We know would that reform would look like. We already have it at our fingertips. It would be a Latin dialogue Mass, said or sung ad orientem, with the readings in the vernacular. Then questions arise about some other changes set out in Sacrosanctum Concilium. In the context of the wider Church another issue inevitably emerges: could the Extraordinary Form be said or sung in the vernacular?
Several years ago I was surprised to hear this proposed during dialogue over lunch with Bishop Fellay and Australian priests of the Society of St Pius X. I then began to speculate about pastoral problems among their young people. Unlike our young people who discover the Extraordinary Form and are drawn to its sacred beauty in increasing numbers, the Pius X young people have grown up with it, and yet they are aware of the wider vernacular Church beyond their cocoon.
Some might argue that, in the Anglophone world, the Novus Ordo has been rescued by the better ICEL translations. Mass not only sounds different but the atmosphere in our churches has undergone subtle and positive changes. Of course I do not refer to parishes where the priest still babbles or barks, or to celebrants who play with the liturgy, a few even exhuming the 1998 ICEL texts.
What needs to be discerned is whether this re-sacralising trend will endure and develop, for it is a major achievement of the reform of the reform that can be traced back to Blessed John Paul II (the Vox Clara committee), then developed so well by Benedict XVI in his wider project. This is why I do not want to see the gains of the reform of the reform project, fragile as it often is, broken or derided by triumphalist rhetoric, or pushed aside by an impatience that dismisses the whole Paul VI reform as beyond salvation.
Twenty years ago, while working in the Roman Curia, I began writing Ceremonies of the Modern Roman Rite. At a Una Voce meeting in Rome, I told the late Mme de Saventhem of my project to present Novus Ordo ceremonial precisely, interpreted according to the continuity with our tradition. With disarming charm the gracious lady exclaimed, “My dear Monsignor, that is an impossible task!”
Well, impossible or not, Ceremonies of the Modern Roman Rite appeared, and was immediately denounced or ignored by the US liturgical establishment. An angry priest from Eyrie PA even claimed it was out of print. However, gradually the book emerged from concealment in seminarians’ cupboards, and now it may be found on top of their desks, and it is even cited in class by their professors. So those of us who have already worked for elements in a practical reform of the reform can see some progress, slow but steady, and welcomed by the young.
However, the integrity of the two forms needs to be preserved and respected, even as the two are meant to influence each other in these times. My hypothesis about a reform of the Extraordinary Form would also be constrained by that current approach.

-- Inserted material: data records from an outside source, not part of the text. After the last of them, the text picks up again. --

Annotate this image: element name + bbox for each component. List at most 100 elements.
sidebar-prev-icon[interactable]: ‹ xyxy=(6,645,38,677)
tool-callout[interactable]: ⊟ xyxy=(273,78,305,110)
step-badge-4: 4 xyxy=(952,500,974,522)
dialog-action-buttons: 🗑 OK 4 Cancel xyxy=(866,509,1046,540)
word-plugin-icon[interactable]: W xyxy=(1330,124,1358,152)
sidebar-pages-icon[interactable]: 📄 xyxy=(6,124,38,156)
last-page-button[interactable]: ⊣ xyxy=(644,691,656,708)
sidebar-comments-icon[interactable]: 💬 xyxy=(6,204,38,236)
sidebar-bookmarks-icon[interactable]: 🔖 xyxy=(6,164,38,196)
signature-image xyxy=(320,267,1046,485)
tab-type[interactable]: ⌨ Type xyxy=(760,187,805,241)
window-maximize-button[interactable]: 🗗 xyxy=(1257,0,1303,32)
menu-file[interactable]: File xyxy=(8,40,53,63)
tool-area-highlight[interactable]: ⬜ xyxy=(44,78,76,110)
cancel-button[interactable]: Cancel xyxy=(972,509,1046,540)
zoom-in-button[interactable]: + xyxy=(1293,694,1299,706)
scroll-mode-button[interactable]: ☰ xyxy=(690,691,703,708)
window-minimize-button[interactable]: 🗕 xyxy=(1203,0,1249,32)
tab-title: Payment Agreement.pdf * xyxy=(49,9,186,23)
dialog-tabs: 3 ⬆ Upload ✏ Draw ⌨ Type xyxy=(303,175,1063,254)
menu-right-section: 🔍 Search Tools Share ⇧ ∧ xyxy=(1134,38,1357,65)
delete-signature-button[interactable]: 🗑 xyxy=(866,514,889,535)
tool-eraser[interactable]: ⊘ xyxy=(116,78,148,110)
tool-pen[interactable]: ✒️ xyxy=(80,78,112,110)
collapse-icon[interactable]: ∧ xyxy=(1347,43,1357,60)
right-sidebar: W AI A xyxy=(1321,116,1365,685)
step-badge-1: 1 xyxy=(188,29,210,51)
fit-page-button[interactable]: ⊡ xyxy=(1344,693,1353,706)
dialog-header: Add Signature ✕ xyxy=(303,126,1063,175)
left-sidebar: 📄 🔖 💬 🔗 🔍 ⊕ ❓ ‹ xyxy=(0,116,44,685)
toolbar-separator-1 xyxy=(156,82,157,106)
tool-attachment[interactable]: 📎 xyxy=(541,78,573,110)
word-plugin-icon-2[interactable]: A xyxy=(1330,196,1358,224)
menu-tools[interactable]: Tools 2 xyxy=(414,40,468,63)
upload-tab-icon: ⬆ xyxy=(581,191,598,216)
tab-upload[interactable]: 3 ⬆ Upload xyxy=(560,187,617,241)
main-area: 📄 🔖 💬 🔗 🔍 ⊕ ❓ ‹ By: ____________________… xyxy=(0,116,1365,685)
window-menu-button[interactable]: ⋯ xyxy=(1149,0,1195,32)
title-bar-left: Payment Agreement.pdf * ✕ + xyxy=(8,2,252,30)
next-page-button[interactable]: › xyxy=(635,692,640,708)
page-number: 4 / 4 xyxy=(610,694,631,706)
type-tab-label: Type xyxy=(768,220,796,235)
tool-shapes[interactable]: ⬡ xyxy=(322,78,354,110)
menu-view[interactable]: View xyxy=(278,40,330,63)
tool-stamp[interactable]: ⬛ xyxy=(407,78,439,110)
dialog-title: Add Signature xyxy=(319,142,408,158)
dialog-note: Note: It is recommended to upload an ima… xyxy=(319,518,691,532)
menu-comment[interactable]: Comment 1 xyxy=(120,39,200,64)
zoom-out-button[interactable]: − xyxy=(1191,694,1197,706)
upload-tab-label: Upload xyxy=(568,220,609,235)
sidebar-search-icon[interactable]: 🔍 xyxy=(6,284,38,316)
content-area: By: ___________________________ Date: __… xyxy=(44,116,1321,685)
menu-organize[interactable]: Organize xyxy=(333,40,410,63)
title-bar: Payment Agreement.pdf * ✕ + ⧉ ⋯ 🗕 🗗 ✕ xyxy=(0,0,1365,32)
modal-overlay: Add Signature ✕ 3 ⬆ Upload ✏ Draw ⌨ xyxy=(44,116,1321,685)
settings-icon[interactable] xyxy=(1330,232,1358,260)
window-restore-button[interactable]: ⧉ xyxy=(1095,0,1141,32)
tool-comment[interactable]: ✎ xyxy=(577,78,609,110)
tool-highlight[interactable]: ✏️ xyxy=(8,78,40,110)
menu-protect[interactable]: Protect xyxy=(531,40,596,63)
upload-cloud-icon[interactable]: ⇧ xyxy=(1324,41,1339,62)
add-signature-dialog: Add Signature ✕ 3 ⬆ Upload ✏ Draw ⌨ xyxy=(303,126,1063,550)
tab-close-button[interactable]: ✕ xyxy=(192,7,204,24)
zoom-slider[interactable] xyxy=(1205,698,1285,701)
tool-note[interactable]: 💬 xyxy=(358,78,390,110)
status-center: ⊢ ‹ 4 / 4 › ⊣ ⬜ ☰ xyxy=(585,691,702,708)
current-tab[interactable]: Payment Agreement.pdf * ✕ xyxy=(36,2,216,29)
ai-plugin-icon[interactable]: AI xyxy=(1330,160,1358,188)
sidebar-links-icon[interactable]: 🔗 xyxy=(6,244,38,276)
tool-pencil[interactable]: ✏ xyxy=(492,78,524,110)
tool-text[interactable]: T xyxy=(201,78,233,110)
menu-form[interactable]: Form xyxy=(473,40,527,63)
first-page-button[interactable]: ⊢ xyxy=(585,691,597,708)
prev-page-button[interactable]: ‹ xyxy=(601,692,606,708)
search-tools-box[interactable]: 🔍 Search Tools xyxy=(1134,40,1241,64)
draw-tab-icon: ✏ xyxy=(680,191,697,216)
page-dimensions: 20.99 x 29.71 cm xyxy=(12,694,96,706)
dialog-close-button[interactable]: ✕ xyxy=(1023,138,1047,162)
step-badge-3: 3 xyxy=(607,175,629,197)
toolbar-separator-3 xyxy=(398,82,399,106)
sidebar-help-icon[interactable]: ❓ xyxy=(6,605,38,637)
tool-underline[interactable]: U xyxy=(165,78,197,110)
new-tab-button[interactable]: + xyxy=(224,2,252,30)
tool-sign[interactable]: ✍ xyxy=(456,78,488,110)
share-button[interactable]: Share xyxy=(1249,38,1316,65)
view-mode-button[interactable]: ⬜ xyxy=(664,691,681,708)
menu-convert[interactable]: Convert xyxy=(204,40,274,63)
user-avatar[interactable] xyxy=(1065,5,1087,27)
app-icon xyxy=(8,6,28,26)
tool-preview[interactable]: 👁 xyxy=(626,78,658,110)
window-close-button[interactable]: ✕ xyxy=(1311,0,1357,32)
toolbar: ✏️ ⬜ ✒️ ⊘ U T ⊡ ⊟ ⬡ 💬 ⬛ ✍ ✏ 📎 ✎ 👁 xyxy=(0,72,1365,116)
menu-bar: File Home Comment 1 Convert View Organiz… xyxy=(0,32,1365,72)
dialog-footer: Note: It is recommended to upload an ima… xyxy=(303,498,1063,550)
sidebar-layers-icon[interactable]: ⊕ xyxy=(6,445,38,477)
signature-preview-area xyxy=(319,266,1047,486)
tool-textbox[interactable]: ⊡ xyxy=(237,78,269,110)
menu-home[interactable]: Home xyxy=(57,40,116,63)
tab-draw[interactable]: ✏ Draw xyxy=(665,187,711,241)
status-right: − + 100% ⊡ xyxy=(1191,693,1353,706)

Please let us keep this important conversation realistic, patient and moderate. The gift of Summorum Pontificum and Pope Benedict’s vision should not be compromised by loudly proclaiming the total failure of the Paul VI post-conciliar reforms. Sweeping claims and an imprudent triumphalism do no credit to some advocates of the Extraordinary Form. Nor is the Ordinary Form respected or supported by those who grumble about the new ICEL translations and others who draw absurd conclusions from a simpler papal liturgical style.
Polemics also demean and discourage those of us who are still working to enrich the liturgy that is celebrated in most Roman Rite churches around the world. However, to maintain Pope Benedict’s Pax Liturgica, we all need much patience, and often that is hardest virtue on the Christian journey.